Die Abkopplung des türkischen Patana in Havanna aus kommerziellen Gründen erfolgt im Kontext eines Energieengpasses in Kuba. Trotz der Wiederinbetriebnahme des thermischen Kraftwerks Guiteras bestehen die Stromausfälle weiterhin.

Schwimmendes Kraftwerk (Referenzbild)Foto © Facebook / Unión Eléctrica (UNE)

Um die Begeisterung bei denen zu dämpfen, die dachten, dass die Rückkehr des thermischen Kraftwerks Guiteras eine Erleichterung bei den Stromausfällen bringen würde, kündigte das Ministerium für Energie und Bergbau an, dass an diesem Samstagdie türkische Barge, die im Hafen von Havanna vor Anker liegt, abgekoppelt wird.
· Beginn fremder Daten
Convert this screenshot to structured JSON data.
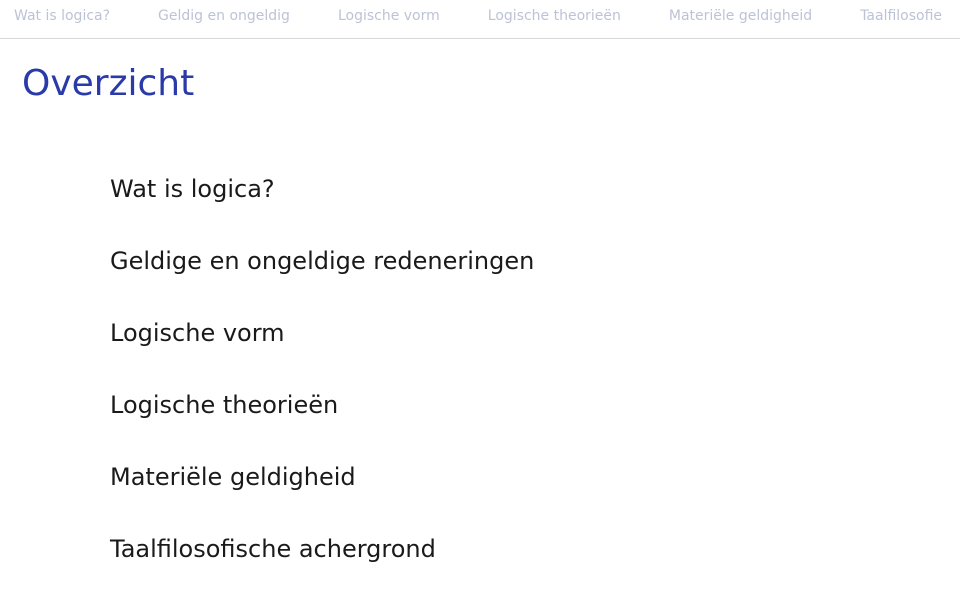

„Heute wird die Abschaltung der 240 MW Patana in Havanna aus geschäftlichen Gründen stattfinden“, erklärte der Direktor für Elektrizität des Ministeriums für Energie und Bergbau. „Es werden Maßnahmen ergriffen, damit diese Abschaltung die Auswirkungen dieser Tage nicht erhöht“, schrieb der staatliche Journalist Lázaro Manuel Alonso auf Facebook.

De dieser Weise, trotz der Rückkehr zur Nationalen Elektrizitätsversorgung (SEN) des Antonio Guiteras-Kraftwerks, einem der wichtigsten Energieblöcke des Landes, werden die Stromausfälle ohne nennenswerte Veränderungen in ganz Kuba weiterhin bestehen bleiben.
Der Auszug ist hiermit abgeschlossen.